KFC: Korrupted Football Coaches?
In these dark days of cynicism and profiteering, we always figured that if there was one thing that couldn't be bought--a moral constant, if you will--it was former Dallas Cowboys coach-deity Tom Landry. (Oh sure, he's been in a couple of ads, but those were for medical insurance or old-folks homes.)

So, imagine Buzz's surprise when Landry turned up on the tube with a Kentucky Fried Chicken gimme cap on his head shilling for Pepsico.

Ha. Ha. What a concept. What's next, Bob Dole in a Calvin Klein cologne ad?
Of course, you're saying, "Give him a break. A guy's gotta make a buck--besides it's tied into Texas Stadium's 25th anniversary."

Yes, but we never thought we'd see Tom Landry turn chicken--even if it is Golden Roasted.

Baby-faced, buttoned-down Dallas school-board president Bill Keever has gone bad. Throwing caution to the wind, he bought a cherry-red Harley-Davidson hog. "I just wanted to do something totally out of character," he explains. "My life is full of responsibilities. This is my one concession to irresponsibility."

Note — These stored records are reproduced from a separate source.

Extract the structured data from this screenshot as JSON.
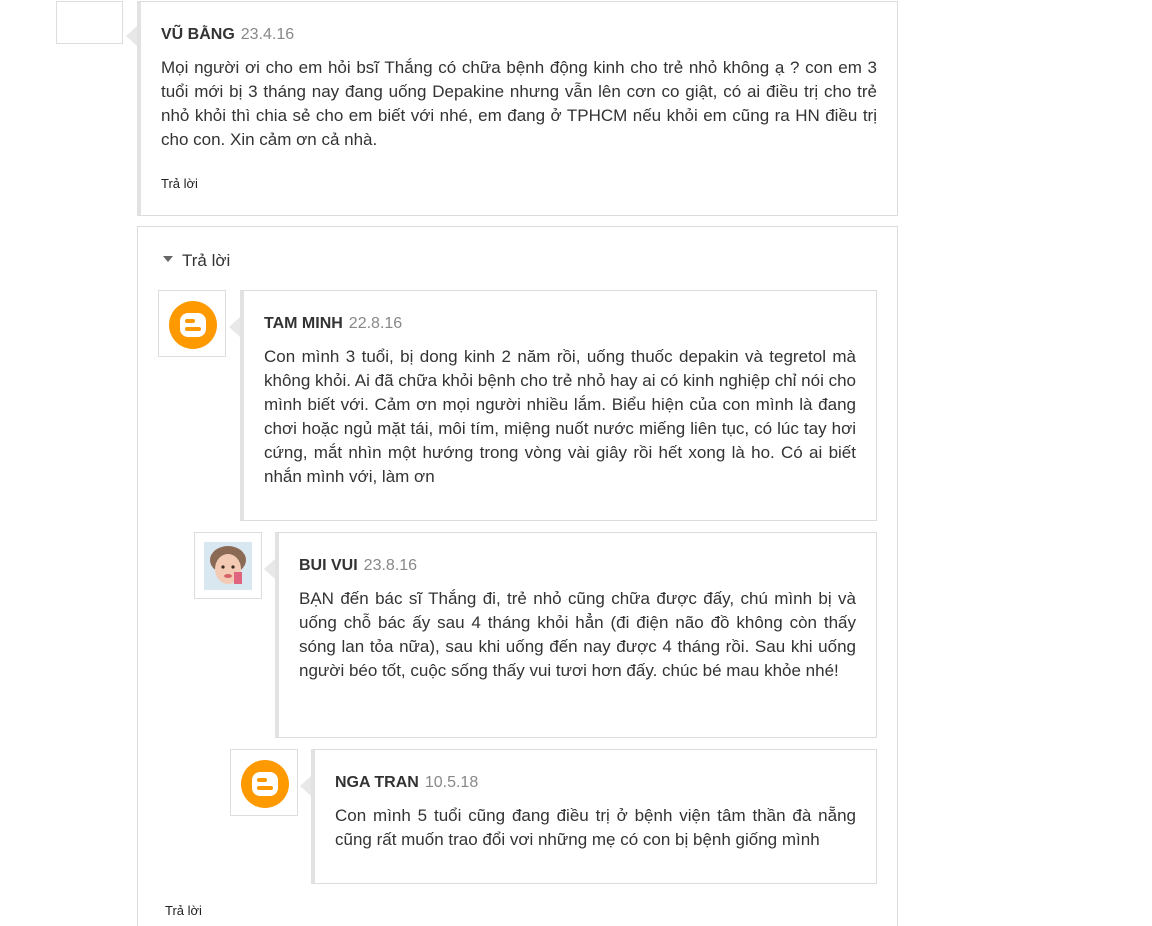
{
  "comments": [
    {
      "author": "VŨ BẰNG",
      "date": "23.4.16",
      "text": "Mọi người ơi cho em hỏi bsĩ Thắng có chữa bệnh động kinh cho trẻ nhỏ không ạ ? con em 3 tuổi mới bị 3 tháng nay đang uống Depakine nhưng vẫn lên cơn co giật, có ai điều trị cho trẻ nhỏ khỏi thì chia sẻ cho em biết với nhé, em đang ở TPHCM nếu khỏi em cũng ra HN điều trị cho con. Xin cảm ơn cả nhà.",
      "reply_label": "Trả lời",
      "avatar": "none"
    }
  ],
  "thread": {
    "toggle_label": "Trả lời",
    "replies": [
      {
        "author": "TAM MINH",
        "date": "22.8.16",
        "text": "Con mình 3 tuổi, bị dong kinh 2 năm rồi, uống thuốc depakin và tegretol mà không khỏi. Ai đã chữa khỏi bệnh cho trẻ nhỏ hay ai có kinh nghiệp chỉ nói cho mình biết với. Cảm ơn mọi người nhiều lắm. Biểu hiện của con mình là đang chơi hoặc ngủ mặt tái, môi tím, miệng nuốt nước miếng liên tục, có lúc tay hơi cứng, mắt nhìn một hướng trong vòng vài giây rồi hết xong là ho. Có ai biết nhắn mình với, làm ơn",
        "avatar": "blogger-icon"
      },
      {
        "author": "BUI VUI",
        "date": "23.8.16",
        "text": "BẠN đến bác sĩ Thắng đi, trẻ nhỏ cũng chữa được đấy, chú mình bị và uống chỗ bác ấy sau 4 tháng khỏi hẳn (đi điện não đồ không còn thấy sóng lan tỏa nữa), sau khi uống đến nay được 4 tháng rồi. Sau khi uống người béo tốt, cuộc sống thấy vui tươi hơn đấy. chúc bé mau khỏe nhé!",
        "avatar": "child-photo"
      },
      {
        "author": "NGA TRAN",
        "date": "10.5.18",
        "text": "Con mình 5 tuổi cũng đang điều trị ở bệnh viện tâm thần đà nẵng cũng rất muốn trao đổi vơi những mẹ có con bị bệnh giống mình",
        "avatar": "blogger-icon"
      }
    ],
    "reply_label": "Trả lời"
  },
  "colors": {
    "blogger_orange": "#ff9900",
    "card_border": "#dcdcdc",
    "left_border": "#e2e2e2"
  }
}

Considering Keever accepted the helm of the Dallas Independent School District board--which includes obligatory waltzes with the New Black Panthers--buying a motorcycle and riding it blindfolded would have to be considered the safest thing he's done in a while.

The big cheese
Once again, Dallas is the test site for something truly frightening. Dallas-based ShowBiz Pizza Time Inc., which brought the world Chuck E Cheese's, is going to update the technology that has delighted/frightened kids for 20 years. (For those who have never been to Chuck E Cheese's, suffice it to say that adults who have no longer fear hell.)

"We felt it was time to take a look at our entertainment value and really try to bring it up into the '90s," ShowBiz's Vice President of Entertainment Jim Newberry ominously told Nation's Restaurant News. (Buzz wonders if ShowBiz Pizza's stockholders are concerned at all about a management team that announces that it's bringing the business "into the '90s" in late 1996.)

The "new" Chuck E Cheese's being tested in Dallas include a multi-unit stereo-video with two rear-projection screen systems, a giant animatronic rodent (with 22 movements), laser disc technology, and "intelligent" lighting. "The showroom also includes computerized lights and movements from items that an inventive pack rat might have put together," says Newberry.

Chip and Dale meet Bill Gates is what comes to our mind, and it doesn't get scarier than that.

The modern-day Geppettos at ShowBiz Pizza must really love kids to go to such technological lengths to entertain them. And we're sure hanging onto that $2.3 million second-quarter profit has nothing to do with it.

As we all know by now, it takes a village, so it's always illuminating to follow the strategies of capitalists when faced with our most vulnerable population.

The article explains the hardware update was forced by competition from McDonald's and Discovery Zone. ShowBiz is repositioning its restaurants to provide more "perceived value." Is that like what you get when you buy one of those "Rolexes" from a New York street vendor?

Giving "Just Do It" new meaning
During a visit to Texas' Coffield Unit of the Tennessee Colony (that's bureaucratese for the Joint), we couldn't help but notice some of the prisoners' arts and crafts handiwork that was on display. In particular, we appreciated some hand-worked black leather belts, decorated with colorful Nike swooshes and the words "Just Do It." Unless this particular guest of the state is licensed by Nike, we feared, copyright infringement is being perpetrated in our maximum-security prisons.

Of course, what's Nike going to do, put the guy in jail?